Detonation Cell Size Prediction Using Artificial Neural Networks (ANNs) for Hydrogen/Hydrocarbon/Ammonia/Nitrous Oxide Mixtures

In this work, a previously developed three-feature Artificial Neural Network (ANN) model with dimensional inputs is directly applied to predict the cell size of hydrocarbon/ammonia/nitrous oxide mixtures and compare these to experimental data. This model uses as inputs three ZND parameters ( M CJ , Δ I , and σ ˙ max ), which are mainly calculated using Konnov’s and Mével’s mechanisms.
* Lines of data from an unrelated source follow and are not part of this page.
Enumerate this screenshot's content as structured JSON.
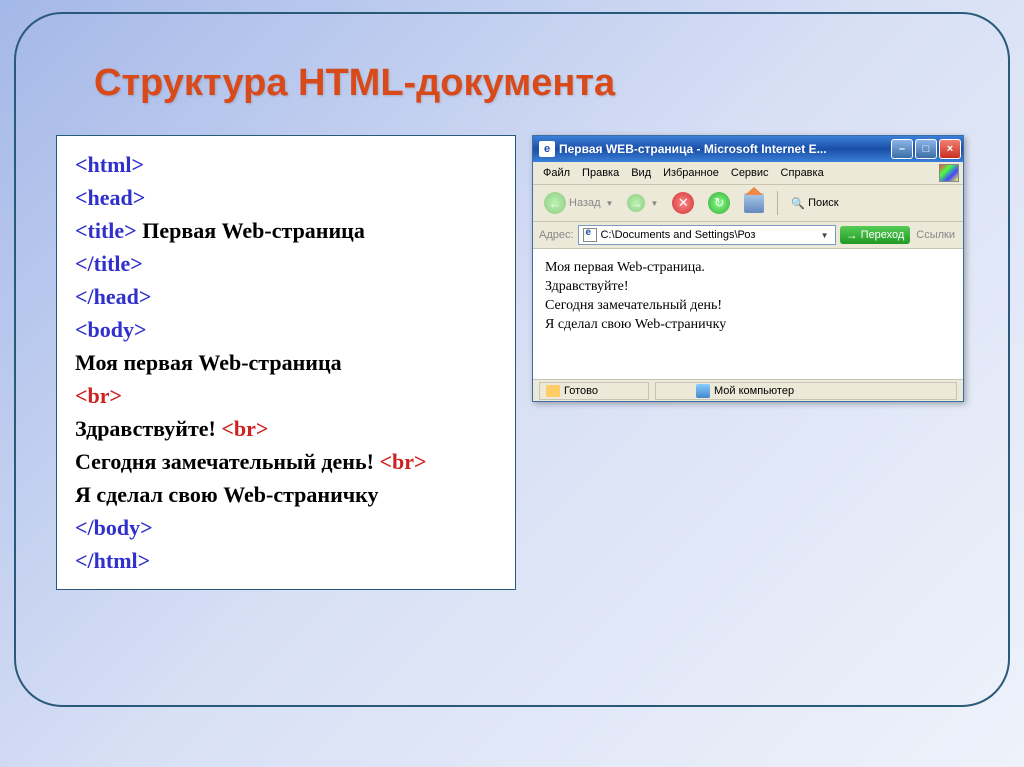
{
  "slide": {
    "title": "Структура HTML-документа"
  },
  "code": {
    "l1": "<html>",
    "l2": "<head>",
    "l3a": "<title>",
    "l3b": " Первая  Web-страница",
    "l4": "</title>",
    "l5": "</head>",
    "l6": "<body>",
    "l7": "Моя первая Web-страница",
    "l8": "<br>",
    "l9a": "Здравствуйте! ",
    "l9b": "<br>",
    "l10a": "Сегодня замечательный день! ",
    "l10b": "<br>",
    "l11": "Я сделал свою Web-страничку",
    "l12": "</body>",
    "l13": "</html>"
  },
  "browser": {
    "title": "Первая WEB-страница - Microsoft Internet E...",
    "menu": {
      "file": "Файл",
      "edit": "Правка",
      "view": "Вид",
      "favorites": "Избранное",
      "tools": "Сервис",
      "help": "Справка"
    },
    "toolbar": {
      "back": "Назад",
      "search": "Поиск"
    },
    "address": {
      "label": "Адрес:",
      "value": "C:\\Documents and Settings\\Роз",
      "go": "Переход",
      "links": "Ссылки"
    },
    "content": {
      "line1": "Моя первая Web-страница.",
      "line2": "Здравствуйте!",
      "line3": "Сегодня замечательный день!",
      "line4": "Я сделал свою Web-страничку"
    },
    "status": {
      "done": "Готово",
      "zone": "Мой компьютер"
    }
  }
}
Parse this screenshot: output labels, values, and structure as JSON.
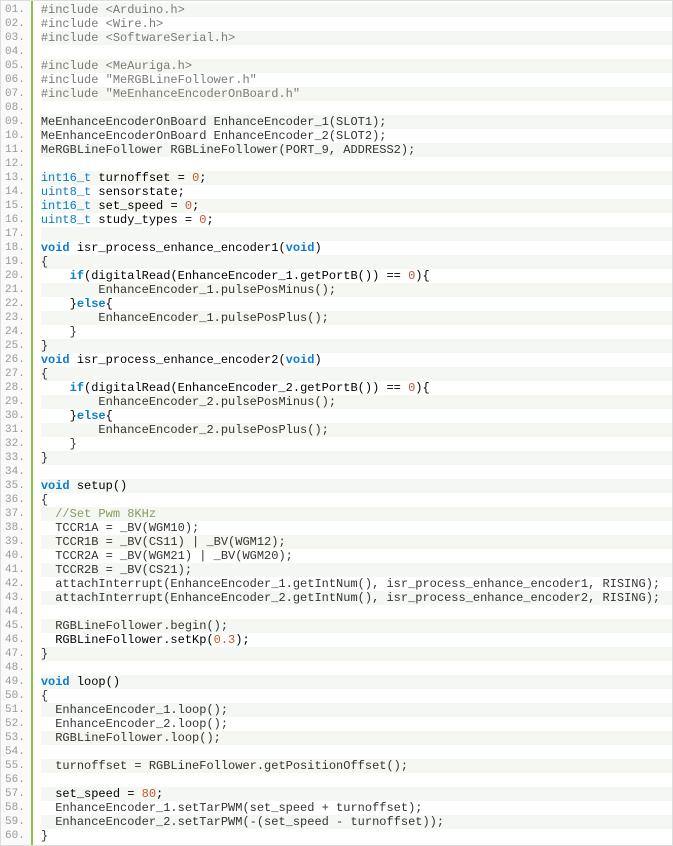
{
  "lines": [
    {
      "n": "01.",
      "cls": "pp",
      "html": "#include &lt;Arduino.h&gt;"
    },
    {
      "n": "02.",
      "cls": "pp",
      "html": "#include &lt;Wire.h&gt;"
    },
    {
      "n": "03.",
      "cls": "pp",
      "html": "#include &lt;SoftwareSerial.h&gt;"
    },
    {
      "n": "04.",
      "cls": "",
      "html": ""
    },
    {
      "n": "05.",
      "cls": "pp",
      "html": "#include &lt;MeAuriga.h&gt;"
    },
    {
      "n": "06.",
      "cls": "pp",
      "html": "#include \"MeRGBLineFollower.h\""
    },
    {
      "n": "07.",
      "cls": "pp",
      "html": "#include \"MeEnhanceEncoderOnBoard.h\""
    },
    {
      "n": "08.",
      "cls": "",
      "html": ""
    },
    {
      "n": "09.",
      "cls": "plain",
      "html": "MeEnhanceEncoderOnBoard EnhanceEncoder_1(SLOT1);"
    },
    {
      "n": "10.",
      "cls": "plain",
      "html": "MeEnhanceEncoderOnBoard EnhanceEncoder_2(SLOT2);"
    },
    {
      "n": "11.",
      "cls": "plain",
      "html": "MeRGBLineFollower RGBLineFollower(PORT_9, ADDRESS2);"
    },
    {
      "n": "12.",
      "cls": "",
      "html": ""
    },
    {
      "n": "13.",
      "cls": "",
      "html": "<span class=\"type\">int16_t</span> turnoffset = <span class=\"num\">0</span>;"
    },
    {
      "n": "14.",
      "cls": "",
      "html": "<span class=\"type\">uint8_t</span> sensorstate;"
    },
    {
      "n": "15.",
      "cls": "",
      "html": "<span class=\"type\">int16_t</span> set_speed = <span class=\"num\">0</span>;"
    },
    {
      "n": "16.",
      "cls": "",
      "html": "<span class=\"type\">uint8_t</span> study_types = <span class=\"num\">0</span>;"
    },
    {
      "n": "17.",
      "cls": "",
      "html": ""
    },
    {
      "n": "18.",
      "cls": "",
      "html": "<span class=\"kw\">void</span> isr_process_enhance_encoder1(<span class=\"kw\">void</span>)"
    },
    {
      "n": "19.",
      "cls": "plain",
      "html": "{"
    },
    {
      "n": "20.",
      "cls": "",
      "html": "    <span class=\"kw\">if</span>(digitalRead(EnhanceEncoder_1.getPortB()) == <span class=\"num\">0</span>){"
    },
    {
      "n": "21.",
      "cls": "plain",
      "html": "        EnhanceEncoder_1.pulsePosMinus();"
    },
    {
      "n": "22.",
      "cls": "",
      "html": "    }<span class=\"kw\">else</span>{"
    },
    {
      "n": "23.",
      "cls": "plain",
      "html": "        EnhanceEncoder_1.pulsePosPlus();"
    },
    {
      "n": "24.",
      "cls": "plain",
      "html": "    }"
    },
    {
      "n": "25.",
      "cls": "plain",
      "html": "}"
    },
    {
      "n": "26.",
      "cls": "",
      "html": "<span class=\"kw\">void</span> isr_process_enhance_encoder2(<span class=\"kw\">void</span>)"
    },
    {
      "n": "27.",
      "cls": "plain",
      "html": "{"
    },
    {
      "n": "28.",
      "cls": "",
      "html": "    <span class=\"kw\">if</span>(digitalRead(EnhanceEncoder_2.getPortB()) == <span class=\"num\">0</span>){"
    },
    {
      "n": "29.",
      "cls": "plain",
      "html": "        EnhanceEncoder_2.pulsePosMinus();"
    },
    {
      "n": "30.",
      "cls": "",
      "html": "    }<span class=\"kw\">else</span>{"
    },
    {
      "n": "31.",
      "cls": "plain",
      "html": "        EnhanceEncoder_2.pulsePosPlus();"
    },
    {
      "n": "32.",
      "cls": "plain",
      "html": "    }"
    },
    {
      "n": "33.",
      "cls": "plain",
      "html": "}"
    },
    {
      "n": "34.",
      "cls": "",
      "html": ""
    },
    {
      "n": "35.",
      "cls": "",
      "html": "<span class=\"kw\">void</span> setup()"
    },
    {
      "n": "36.",
      "cls": "plain",
      "html": "{"
    },
    {
      "n": "37.",
      "cls": "",
      "html": "  <span class=\"cmt\">//Set Pwm 8KHz</span>"
    },
    {
      "n": "38.",
      "cls": "plain",
      "html": "  TCCR1A = _BV(WGM10);"
    },
    {
      "n": "39.",
      "cls": "plain",
      "html": "  TCCR1B = _BV(CS11) | _BV(WGM12);"
    },
    {
      "n": "40.",
      "cls": "plain",
      "html": "  TCCR2A = _BV(WGM21) | _BV(WGM20);"
    },
    {
      "n": "41.",
      "cls": "plain",
      "html": "  TCCR2B = _BV(CS21);"
    },
    {
      "n": "42.",
      "cls": "plain",
      "html": "  attachInterrupt(EnhanceEncoder_1.getIntNum(), isr_process_enhance_encoder1, RISING);"
    },
    {
      "n": "43.",
      "cls": "plain",
      "html": "  attachInterrupt(EnhanceEncoder_2.getIntNum(), isr_process_enhance_encoder2, RISING);"
    },
    {
      "n": "44.",
      "cls": "",
      "html": ""
    },
    {
      "n": "45.",
      "cls": "plain",
      "html": "  RGBLineFollower.begin();"
    },
    {
      "n": "46.",
      "cls": "",
      "html": "  RGBLineFollower.setKp(<span class=\"num\">0.3</span>);"
    },
    {
      "n": "47.",
      "cls": "plain",
      "html": "}"
    },
    {
      "n": "48.",
      "cls": "",
      "html": ""
    },
    {
      "n": "49.",
      "cls": "",
      "html": "<span class=\"kw\">void</span> loop()"
    },
    {
      "n": "50.",
      "cls": "plain",
      "html": "{"
    },
    {
      "n": "51.",
      "cls": "plain",
      "html": "  EnhanceEncoder_1.loop();"
    },
    {
      "n": "52.",
      "cls": "plain",
      "html": "  EnhanceEncoder_2.loop();"
    },
    {
      "n": "53.",
      "cls": "plain",
      "html": "  RGBLineFollower.loop();"
    },
    {
      "n": "54.",
      "cls": "",
      "html": ""
    },
    {
      "n": "55.",
      "cls": "plain",
      "html": "  turnoffset = RGBLineFollower.getPositionOffset();"
    },
    {
      "n": "56.",
      "cls": "",
      "html": ""
    },
    {
      "n": "57.",
      "cls": "",
      "html": "  set_speed = <span class=\"num\">80</span>;"
    },
    {
      "n": "58.",
      "cls": "plain",
      "html": "  EnhanceEncoder_1.setTarPWM(set_speed + turnoffset);"
    },
    {
      "n": "59.",
      "cls": "plain",
      "html": "  EnhanceEncoder_2.setTarPWM(-(set_speed - turnoffset));"
    },
    {
      "n": "60.",
      "cls": "plain",
      "html": "}"
    }
  ]
}
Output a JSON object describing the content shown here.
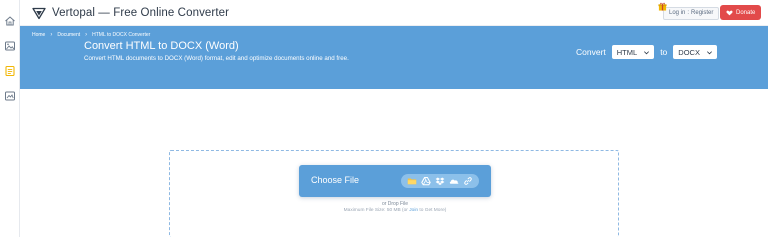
{
  "header": {
    "title": "Vertopal — Free Online Converter",
    "login_label": "Log in",
    "separator": ":",
    "register_label": "Register",
    "donate_label": "Donate"
  },
  "sidebar": {
    "icons": [
      "home-icon",
      "image-icon",
      "document-icon",
      "media-icon"
    ],
    "active_index": 2
  },
  "breadcrumb": {
    "items": [
      "Home",
      "Document",
      "HTML to DOCX Converter"
    ]
  },
  "hero": {
    "title": "Convert HTML to DOCX (Word)",
    "subtitle": "Convert HTML documents to DOCX (Word) format, edit and optimize documents online and free."
  },
  "converter": {
    "convert_label": "Convert",
    "from_value": "HTML",
    "to_label": "to",
    "to_value": "DOCX"
  },
  "upload": {
    "choose_label": "Choose File",
    "source_icons": [
      "folder-icon",
      "google-drive-icon",
      "dropbox-icon",
      "onedrive-icon",
      "link-icon"
    ],
    "drop_hint": "or Drop File",
    "max_size_prefix": "Maximum File Size: 50 MB (or",
    "max_size_link": "Join",
    "max_size_suffix": "to Get More)"
  },
  "colors": {
    "accent": "#5b9fd9",
    "donate": "#e24a4a",
    "active_rail_icon": "#f2b705"
  }
}
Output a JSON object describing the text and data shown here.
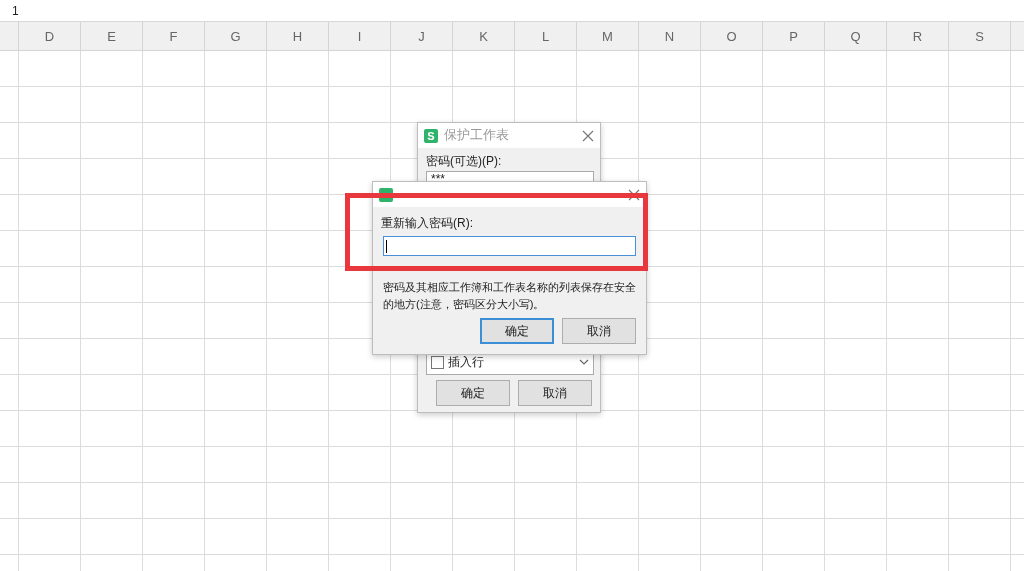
{
  "formula_bar": {
    "value": "1"
  },
  "columns": [
    "D",
    "E",
    "F",
    "G",
    "H",
    "I",
    "J",
    "K",
    "L",
    "M",
    "N",
    "O",
    "P",
    "Q",
    "R",
    "S"
  ],
  "back_dialog": {
    "icon_letter": "S",
    "title": "保护工作表",
    "password_label": "密码(可选)(P):",
    "password_value": "***",
    "permission": {
      "label": "插入行",
      "checked": false
    },
    "buttons": [
      "确定",
      "取消"
    ]
  },
  "dialog": {
    "label": "重新输入密码(R):",
    "warning": "密码及其相应工作簿和工作表名称的列表保存在安全的地方(注意，密码区分大小写)。",
    "buttons": [
      {
        "label": "确定",
        "selected": true
      },
      {
        "label": "取消",
        "selected": false
      }
    ]
  }
}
A similar prediction is obtained with the two mechanisms for the biogas–O 2 , H 2 –O 2 , H 2 –N 2 O, and NH 3 –O 2 mixtures, indicating that the model is not only limited to Konnov’s chemical kinetic mechanism which was used for its training. The overall good agreement between the ANN predictions and the actual experimental values for the aforementioned mixtures, which are not used in the original training of the ANN model, is promising and shows its potential for application and extension to other mixtures and initial conditions, provided that the chemical kinetic parameters describing the ideal reaction zone structure could be computed. The model is then used to compare experimental cell size data from two detonation tube facilities, and also different chemical kinetic mechanisms for NH 3 -N 2 O mixtures. In the end, the original ANN model is expanded with the inclusion of additional cell size data, showing a slightly lower mean error for the predicted cell sizes if the data for the mixtures considered in this study are taken into account for the training of the new ANN model.